The SNIA Cloud Storage Initiative hosted a live Webcast “Cloud Object Storage 101.” Like any “101” type course, there were a lot of good questions. Here they all are – with our answers. If you have additional questions, please let us know by commenting on this blog.
Q. How do you envision the new role of tape (LTO) in this unstructured data growth?
A. Exactly the same way that tape has always played a part; it’s the storage medium that requires no power to store cold data and is cheap per bit. Although it has a limited shelf life, and although we believe that flash will eventually replace it, it still has a secure & growing foreseeable future.
Q. What are your thoughts on whether object storage can exist outside the bounds of supporting file systems? Block devices directly storing objects using the key as reference and removing the intervening file system? A hierarchy of objects instead of files?
A. All of these things. Objects can be objects identified by an ID in a flat non-hierarchical structure; or we can impose a hierarchy by key- to objectID translation; or indeed, an object may contain complete file systems or be treated like a block device. There are really no restrictions on how we can build meta data that describes all these things over the bytes of storage that makes up an object.
Q. Can you run write insensitive low latency apps on object storage, ex: virtual machines?
A. Yes. Object storage can be made up of the same stuff as other high performance storage systems; for instance, flash connect via high bandwidth and low latency networks. Or they could even be object stores built over PCIe and NVDIMM.
Q. Is erasure coding (EC) expensive in terms of networking and resources utilization (especially in case of rebuild)?
A. No, that’s one of the advantages of EC. Rebuilds take place by reading data from many disks and writing it to many disks; in traditional RAID rebuilds, the focus is normally on the one disk that’s being rebuilt.
Q. Is there any overhead for small files or object use cases? Do you have a recommended size?
A. Each system will have its own advantages and disadvantages for objects of specific sizes. In general, object stores are designed to store billions of objects, so the number of objects is usually not an issue.
Q. Can you comment on Internet bandwidth limitations on geographically dispersed erasure coded data?
A. Smart caching can make a big difference, but at the end of the day, a geographically EC dispersed object store won’t be faster than a local store. You can’t beat the speed of light.
Q. The suppliers all claim easy exit strategies from their systems. If we were to use one of the on-premise solutions such as ECS or Cleversafe, and then down the road decide to move off-premise, is the migration/egress typically as easy as claimed?
A. In general, any proprietary interface might lock you in. The SNIA’s CDMI is vendor neutral, and supported by a number of vendors.
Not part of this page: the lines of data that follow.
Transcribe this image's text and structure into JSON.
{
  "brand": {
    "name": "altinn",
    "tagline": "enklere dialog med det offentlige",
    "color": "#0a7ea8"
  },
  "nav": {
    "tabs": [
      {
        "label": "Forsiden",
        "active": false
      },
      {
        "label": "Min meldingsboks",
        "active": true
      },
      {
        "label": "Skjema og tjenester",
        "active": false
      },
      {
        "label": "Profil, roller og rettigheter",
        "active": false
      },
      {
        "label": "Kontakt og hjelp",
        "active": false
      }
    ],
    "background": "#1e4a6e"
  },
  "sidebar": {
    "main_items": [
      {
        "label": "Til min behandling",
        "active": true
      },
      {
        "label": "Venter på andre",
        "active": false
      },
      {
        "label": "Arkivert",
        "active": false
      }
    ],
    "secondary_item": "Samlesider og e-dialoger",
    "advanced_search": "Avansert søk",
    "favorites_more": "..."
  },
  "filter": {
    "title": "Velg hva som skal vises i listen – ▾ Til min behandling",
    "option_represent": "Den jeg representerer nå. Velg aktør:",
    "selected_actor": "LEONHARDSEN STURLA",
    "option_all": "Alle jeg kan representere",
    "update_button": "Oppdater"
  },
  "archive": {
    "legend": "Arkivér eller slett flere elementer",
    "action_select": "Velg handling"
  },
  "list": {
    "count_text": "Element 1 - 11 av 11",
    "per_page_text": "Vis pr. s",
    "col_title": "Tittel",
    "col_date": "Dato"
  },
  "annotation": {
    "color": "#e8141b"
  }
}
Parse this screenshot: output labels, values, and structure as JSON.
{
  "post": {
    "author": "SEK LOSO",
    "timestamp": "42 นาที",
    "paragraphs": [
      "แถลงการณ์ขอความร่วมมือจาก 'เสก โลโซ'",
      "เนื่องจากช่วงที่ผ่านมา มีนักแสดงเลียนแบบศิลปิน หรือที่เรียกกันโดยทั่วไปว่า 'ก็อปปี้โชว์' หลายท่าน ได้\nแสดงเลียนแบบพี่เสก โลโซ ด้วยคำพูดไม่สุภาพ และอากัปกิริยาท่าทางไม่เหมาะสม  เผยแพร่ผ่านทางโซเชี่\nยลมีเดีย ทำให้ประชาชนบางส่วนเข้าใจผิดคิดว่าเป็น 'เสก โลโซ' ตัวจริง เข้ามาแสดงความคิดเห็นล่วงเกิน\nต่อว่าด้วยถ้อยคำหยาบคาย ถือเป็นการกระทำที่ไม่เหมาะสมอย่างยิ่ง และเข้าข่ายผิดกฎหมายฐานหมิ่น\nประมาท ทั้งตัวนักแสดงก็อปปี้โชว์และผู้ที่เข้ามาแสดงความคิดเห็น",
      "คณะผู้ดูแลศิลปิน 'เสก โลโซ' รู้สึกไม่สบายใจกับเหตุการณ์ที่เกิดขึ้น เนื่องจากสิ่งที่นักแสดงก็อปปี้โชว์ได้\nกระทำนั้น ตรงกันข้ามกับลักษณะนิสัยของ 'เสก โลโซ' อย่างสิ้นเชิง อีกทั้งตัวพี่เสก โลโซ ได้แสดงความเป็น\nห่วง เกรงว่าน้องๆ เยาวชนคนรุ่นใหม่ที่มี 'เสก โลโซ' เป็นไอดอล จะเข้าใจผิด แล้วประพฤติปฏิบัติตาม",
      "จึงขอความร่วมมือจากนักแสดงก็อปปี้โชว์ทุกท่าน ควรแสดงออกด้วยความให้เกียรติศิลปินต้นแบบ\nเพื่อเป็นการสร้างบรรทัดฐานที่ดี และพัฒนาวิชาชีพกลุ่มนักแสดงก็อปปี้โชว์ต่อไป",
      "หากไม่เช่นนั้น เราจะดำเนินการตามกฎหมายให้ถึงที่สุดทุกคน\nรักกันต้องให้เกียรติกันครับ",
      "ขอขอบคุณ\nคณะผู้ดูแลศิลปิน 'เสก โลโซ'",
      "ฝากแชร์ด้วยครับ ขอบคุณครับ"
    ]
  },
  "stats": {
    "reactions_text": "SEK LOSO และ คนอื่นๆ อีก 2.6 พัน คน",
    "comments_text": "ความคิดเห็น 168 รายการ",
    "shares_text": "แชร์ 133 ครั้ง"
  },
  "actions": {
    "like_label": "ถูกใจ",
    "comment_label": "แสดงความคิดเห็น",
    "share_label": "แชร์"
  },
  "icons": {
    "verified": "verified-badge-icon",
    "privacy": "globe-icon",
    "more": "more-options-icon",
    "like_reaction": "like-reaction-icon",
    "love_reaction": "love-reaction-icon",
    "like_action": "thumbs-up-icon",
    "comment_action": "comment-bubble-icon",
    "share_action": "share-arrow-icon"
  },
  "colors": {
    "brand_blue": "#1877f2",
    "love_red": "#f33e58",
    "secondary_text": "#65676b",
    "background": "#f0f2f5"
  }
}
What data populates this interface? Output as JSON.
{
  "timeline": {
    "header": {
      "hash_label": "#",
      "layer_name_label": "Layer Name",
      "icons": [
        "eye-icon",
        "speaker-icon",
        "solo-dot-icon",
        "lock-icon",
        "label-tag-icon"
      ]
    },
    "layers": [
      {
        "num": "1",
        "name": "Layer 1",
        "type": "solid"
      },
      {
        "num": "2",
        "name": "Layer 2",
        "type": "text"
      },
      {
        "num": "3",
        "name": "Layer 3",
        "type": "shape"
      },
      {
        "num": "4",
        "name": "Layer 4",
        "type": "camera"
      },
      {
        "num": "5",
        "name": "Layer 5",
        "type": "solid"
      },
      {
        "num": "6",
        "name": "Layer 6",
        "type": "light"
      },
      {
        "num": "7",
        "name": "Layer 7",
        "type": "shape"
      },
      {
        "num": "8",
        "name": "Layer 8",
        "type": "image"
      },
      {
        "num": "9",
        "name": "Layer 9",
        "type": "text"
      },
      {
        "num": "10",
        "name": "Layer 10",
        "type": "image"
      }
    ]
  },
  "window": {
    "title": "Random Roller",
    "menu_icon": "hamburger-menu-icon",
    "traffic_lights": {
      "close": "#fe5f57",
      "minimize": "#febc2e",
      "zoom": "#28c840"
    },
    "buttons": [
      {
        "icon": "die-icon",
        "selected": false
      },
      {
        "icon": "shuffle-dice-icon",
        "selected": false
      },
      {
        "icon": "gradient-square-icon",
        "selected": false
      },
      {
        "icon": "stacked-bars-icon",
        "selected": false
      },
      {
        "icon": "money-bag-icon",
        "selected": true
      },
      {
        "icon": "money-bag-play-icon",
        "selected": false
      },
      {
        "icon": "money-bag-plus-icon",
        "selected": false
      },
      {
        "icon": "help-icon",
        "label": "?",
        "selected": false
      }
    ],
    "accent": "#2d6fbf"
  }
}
Amazon’s S3 is a popular and common interface. Ultimately, vendors want your data on their systems – and that means making it easy to get the data from a competing vendor’s system; lock-in is not what vendors want. Talk to your vendor and ask for other users’ experiences to get confirmation of their claims.
Q. Based on factual information, where are you seeing the most common use cases for Object Storage?
A. There are many, and each vendor of cloud storage has particular markets. Backup is a common case, as are systems in the healthcare space that treat data such as scans and X-rays as objects.
Q. NAS filers only scale up not out. They are hard to manage at scale. Why use them anymore?
A. There are many NAS systems that scale out as well as up. NFSv4 support high degrees of scale out and there are file systems like Gluster that provide very large-scale solutions indeed, into the multi-petabyte range.
Q. Are there any specific uses cases to avoid when considering object storage?
A. Yes. Many legacy applications will not generate any savings or gains if moved to object storage.
Q. Would you agree with industry statements that 80% of all data written today will NEVER be accessed again; and that we just don’t know WHICH 20% will be read again?
A. Yes to the first part, and no to the second. Knowing which 80% is cold is the trick. The industry is developing smart ways of analyzing data to help with the issue of ensuring cached data is hot data, and that cold data is placed correctly first time around.
Q. Is there also the possibility to bring “compliance” in the object storage? (thinking about banking, medical and other sensible data that needs to be tracked, retention, etc…)
A. Yes. Many object storage vendors provide software to do this.